More challenging issues include a sagging economy, deeper poverty and unemployment, and decades-long Muslim and communist uprisings. There will also likely also be questions about how to respond to calls demanding the prosecution of outgoing populist leader Rodrigo Duterte, whose anti-drug crackdown has left thousands of suspects in custody. child was killed and prompted an investigation by the International Criminal Court.
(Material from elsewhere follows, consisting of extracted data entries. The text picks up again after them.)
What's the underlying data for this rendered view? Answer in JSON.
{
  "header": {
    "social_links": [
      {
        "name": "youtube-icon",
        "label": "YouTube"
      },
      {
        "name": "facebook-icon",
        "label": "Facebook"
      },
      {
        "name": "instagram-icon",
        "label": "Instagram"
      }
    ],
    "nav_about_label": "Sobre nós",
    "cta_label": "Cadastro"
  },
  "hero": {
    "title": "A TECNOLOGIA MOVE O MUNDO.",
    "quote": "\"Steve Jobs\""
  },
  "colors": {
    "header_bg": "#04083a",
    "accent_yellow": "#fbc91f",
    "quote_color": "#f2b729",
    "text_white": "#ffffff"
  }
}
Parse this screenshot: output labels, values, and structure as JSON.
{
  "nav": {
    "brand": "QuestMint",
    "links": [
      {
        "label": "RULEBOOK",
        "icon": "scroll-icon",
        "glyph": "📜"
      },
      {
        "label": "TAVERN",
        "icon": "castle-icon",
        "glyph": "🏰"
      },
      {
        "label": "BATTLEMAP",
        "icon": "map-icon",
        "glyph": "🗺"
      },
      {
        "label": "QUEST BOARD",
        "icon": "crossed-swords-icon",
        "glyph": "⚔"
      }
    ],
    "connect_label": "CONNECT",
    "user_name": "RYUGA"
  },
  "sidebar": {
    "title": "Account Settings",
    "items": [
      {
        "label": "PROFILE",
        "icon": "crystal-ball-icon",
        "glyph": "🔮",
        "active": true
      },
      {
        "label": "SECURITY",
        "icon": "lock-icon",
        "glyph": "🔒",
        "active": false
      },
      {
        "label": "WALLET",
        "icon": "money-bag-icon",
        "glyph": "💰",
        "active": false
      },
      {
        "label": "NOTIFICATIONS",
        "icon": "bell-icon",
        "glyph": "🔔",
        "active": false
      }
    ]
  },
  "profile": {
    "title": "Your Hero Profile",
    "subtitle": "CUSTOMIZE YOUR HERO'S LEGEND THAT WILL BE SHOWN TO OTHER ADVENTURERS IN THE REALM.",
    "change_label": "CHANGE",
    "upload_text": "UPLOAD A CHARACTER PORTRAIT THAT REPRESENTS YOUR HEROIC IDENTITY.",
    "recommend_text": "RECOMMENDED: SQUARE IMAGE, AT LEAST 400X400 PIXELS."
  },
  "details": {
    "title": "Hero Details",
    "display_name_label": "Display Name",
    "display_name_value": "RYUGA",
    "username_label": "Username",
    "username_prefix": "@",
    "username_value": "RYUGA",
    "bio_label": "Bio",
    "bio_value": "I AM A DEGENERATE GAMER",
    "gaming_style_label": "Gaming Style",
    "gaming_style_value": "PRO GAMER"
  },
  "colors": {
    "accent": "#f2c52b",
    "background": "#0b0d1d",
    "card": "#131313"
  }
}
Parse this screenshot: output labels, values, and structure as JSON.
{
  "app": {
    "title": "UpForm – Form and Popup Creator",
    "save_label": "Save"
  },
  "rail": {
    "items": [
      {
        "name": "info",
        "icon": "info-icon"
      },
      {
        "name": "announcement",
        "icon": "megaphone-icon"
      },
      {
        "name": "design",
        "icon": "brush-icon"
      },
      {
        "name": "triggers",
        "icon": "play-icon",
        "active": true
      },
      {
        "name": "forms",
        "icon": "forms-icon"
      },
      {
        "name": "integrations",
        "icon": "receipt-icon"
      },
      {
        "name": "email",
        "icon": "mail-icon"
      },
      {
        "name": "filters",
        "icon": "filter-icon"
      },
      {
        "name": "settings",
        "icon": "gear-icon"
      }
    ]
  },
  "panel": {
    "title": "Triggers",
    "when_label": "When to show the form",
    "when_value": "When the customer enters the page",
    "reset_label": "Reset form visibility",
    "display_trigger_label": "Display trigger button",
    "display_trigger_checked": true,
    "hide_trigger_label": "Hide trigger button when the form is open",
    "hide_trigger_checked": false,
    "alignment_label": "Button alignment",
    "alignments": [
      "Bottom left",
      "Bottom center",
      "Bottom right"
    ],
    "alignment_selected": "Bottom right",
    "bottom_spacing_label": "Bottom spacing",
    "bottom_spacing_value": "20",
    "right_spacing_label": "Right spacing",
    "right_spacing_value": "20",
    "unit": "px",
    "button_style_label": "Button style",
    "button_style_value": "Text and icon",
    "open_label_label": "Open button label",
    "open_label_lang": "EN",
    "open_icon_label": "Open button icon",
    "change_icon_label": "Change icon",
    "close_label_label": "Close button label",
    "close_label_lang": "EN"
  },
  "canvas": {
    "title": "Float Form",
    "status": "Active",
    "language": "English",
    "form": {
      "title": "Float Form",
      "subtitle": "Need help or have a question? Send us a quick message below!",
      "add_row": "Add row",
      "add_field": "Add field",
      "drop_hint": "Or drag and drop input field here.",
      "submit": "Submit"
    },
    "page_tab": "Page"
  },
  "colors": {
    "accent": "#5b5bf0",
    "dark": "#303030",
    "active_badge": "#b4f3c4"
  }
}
Duterte’s daughter, the mayor of the southern city of Davao, Sara Duterte, topped the surveys as Marcos Jr.’s vice president. in a coalition of two authoritarian leaders who have long been targeted by human rights groups. This tie combined the voting power of their distinct northern and southern political strongholds, boosting their chances but heightening human rights activists’ anxieties.

Myles Sanchez, a 42-year-old human rights worker, said: “History could repeat itself if they win. “There will probably be a repeat of martial law and drug murders that happened under their parents.”

Sanchez said the violence and abuse that marked the era of martial law under Marcos and that Duterte’s war on drugs more than three decades later fell victim to loved ones from two generations in her family. . Her grandmother was sexually abused and her grandfather tortured by rebels under Marcos in the early 1980s in their impoverished farming village in South Leyte province.

Under Duterte’s repression, Sanchez’s brother, sister and sister-in-law were illegally linked to drugs and killed separately, she told The Associated Press in an interview. She described the killing of her sibling as “a nightmare that causes indescribable pain.”

She begs the Filipino people not to vote for politicians who openly defend mass killings or conveniently turn a blind eye.

Marcos Jr. and Sara Duterte have shied away from such tumultuous issues during their three-month campaign and have staunchly instead fought a battle of national unity, even though their father’s presidential terms have ushered in. some of the most tumultuous splits in the country’s history. .

“I learned during our campaign not to retaliate,” Sara Duterte told followers on Saturday night on the final day of the campaign, where she and Marcos Jr thanked a huge crowd during the campaign. a night of rap music, dance shows and fireworks near Manila Bay.

In a separate protest, Robredo thanked her supporters who thwarted her all-star rallies and waged a house battle to endorse her brand of clean politics and her practice. She asks them to fight for patriotic ideals in elections.

“We’ve learned that those who have woken up never close their eyes again,” Robredo told a crowd that had filled the main avenue in the capital’s Makati financial district. “It’s our right to have a future with dignity and it’s our responsibility to fight for it.”

In addition to the presidency, more than 18,000 government positions are in dispute, including half of the 24-member Senate, more than 300 seats in the House of Representatives, as well as provincial and local offices on the archipelago. 109 million Filipinos.

About 67 million people were registered to vote in the 13-hour ballot, an hour longer than the midterm elections in 2019 to make up for slower-than-expected queues due to social distancing. and other coronavirus protections.

Thousands of police and military personnel have been deployed to secure constituencies, especially in rural areas with a history of violent political confrontation and where communist rebels and Islamic.

In 2009, gunmen deployed by the family of the then governor of Maguindanao province massacred 58 people, including 32 journalists, in an attack on an election convoy that shocked the world.


Associated Press journalists Joeal Calupitan and Aaron Favila in Manila, Philippines, and Kiko Rosario in Bangkok contributed to this report.